Entenda o debate sobre a tributação de LCI, LCA e debêntures incentivadas, os impactos para investidores e como avaliar esses investimentos.

Vitória MonckesPor Vitória Monckes6 min de leitura
LCI e LCA atraem investidores, mas risco tributário exige atenção antes da compra

A possibilidade de mudanças na tributação de investimentos isentos de Imposto de Renda voltou ao centro das discussões do mercado financeiro. Títulos como as Letras de Crédito Imobiliário (LCI), Letras de Crédito do Agronegócio (LCA) e debêntures incentivadas podem passar por uma revisão das regras fiscais, cenário que vem sendo acompanhado de perto por investidores, gestores e instituições financeiras.

Embora nenhuma alteração definitiva tenha sido implementada até o momento, declarações recentes de integrantes da equipe econômica reacenderam o debate sobre o futuro desses investimentos.
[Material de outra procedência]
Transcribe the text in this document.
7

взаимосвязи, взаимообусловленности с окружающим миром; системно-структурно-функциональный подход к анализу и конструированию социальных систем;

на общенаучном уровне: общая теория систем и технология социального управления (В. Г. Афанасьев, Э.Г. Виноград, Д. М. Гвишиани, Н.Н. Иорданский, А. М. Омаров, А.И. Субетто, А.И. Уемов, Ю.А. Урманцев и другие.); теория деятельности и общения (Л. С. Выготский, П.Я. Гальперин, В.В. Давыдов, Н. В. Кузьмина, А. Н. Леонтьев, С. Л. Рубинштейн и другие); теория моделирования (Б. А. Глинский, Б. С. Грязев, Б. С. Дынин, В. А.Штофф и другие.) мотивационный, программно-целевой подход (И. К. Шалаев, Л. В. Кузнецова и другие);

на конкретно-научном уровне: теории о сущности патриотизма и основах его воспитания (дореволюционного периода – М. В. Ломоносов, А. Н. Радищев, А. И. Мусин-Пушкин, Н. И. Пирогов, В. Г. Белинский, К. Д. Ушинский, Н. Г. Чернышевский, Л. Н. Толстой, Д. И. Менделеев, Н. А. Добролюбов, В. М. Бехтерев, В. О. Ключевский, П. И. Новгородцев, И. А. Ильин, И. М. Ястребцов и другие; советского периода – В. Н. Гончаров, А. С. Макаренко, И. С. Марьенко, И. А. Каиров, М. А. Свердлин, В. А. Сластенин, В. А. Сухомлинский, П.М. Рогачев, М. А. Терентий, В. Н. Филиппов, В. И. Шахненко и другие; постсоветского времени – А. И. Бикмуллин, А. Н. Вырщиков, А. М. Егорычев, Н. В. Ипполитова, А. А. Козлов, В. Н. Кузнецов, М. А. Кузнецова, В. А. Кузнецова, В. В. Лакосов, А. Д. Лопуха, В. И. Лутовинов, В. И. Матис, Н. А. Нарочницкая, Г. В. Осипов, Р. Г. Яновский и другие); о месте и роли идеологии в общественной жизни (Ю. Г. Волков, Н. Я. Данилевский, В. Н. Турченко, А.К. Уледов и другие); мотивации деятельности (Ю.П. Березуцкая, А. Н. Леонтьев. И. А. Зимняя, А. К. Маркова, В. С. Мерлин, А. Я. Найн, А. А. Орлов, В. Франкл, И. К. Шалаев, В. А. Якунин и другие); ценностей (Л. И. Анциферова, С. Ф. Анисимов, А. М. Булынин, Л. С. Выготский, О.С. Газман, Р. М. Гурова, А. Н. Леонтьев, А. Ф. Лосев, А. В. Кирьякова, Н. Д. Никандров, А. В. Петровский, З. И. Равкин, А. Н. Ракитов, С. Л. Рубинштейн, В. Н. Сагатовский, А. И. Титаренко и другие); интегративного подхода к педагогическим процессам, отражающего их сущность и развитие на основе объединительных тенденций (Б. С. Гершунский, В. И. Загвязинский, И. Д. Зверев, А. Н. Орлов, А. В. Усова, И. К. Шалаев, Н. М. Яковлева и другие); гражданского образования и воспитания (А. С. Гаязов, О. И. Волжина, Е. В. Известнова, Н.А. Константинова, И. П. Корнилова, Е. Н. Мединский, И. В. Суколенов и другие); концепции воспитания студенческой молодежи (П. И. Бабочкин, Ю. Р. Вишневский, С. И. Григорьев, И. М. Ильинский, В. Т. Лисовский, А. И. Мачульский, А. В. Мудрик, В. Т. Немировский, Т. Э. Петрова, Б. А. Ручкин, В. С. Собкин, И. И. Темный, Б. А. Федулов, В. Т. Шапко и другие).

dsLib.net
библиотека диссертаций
A expectativa de mudanças já influencia o comportamento do mercado, alterando preços, taxas de remuneração e o interesse dos investidores.

Especialistas alertam, no entanto, que decisões de investimento não devem ser tomadas apenas com base em rumores ou na possibilidade de mudanças tributárias. O ideal continua sendo avaliar risco, rentabilidade, liquidez e adequação ao perfil do investidor.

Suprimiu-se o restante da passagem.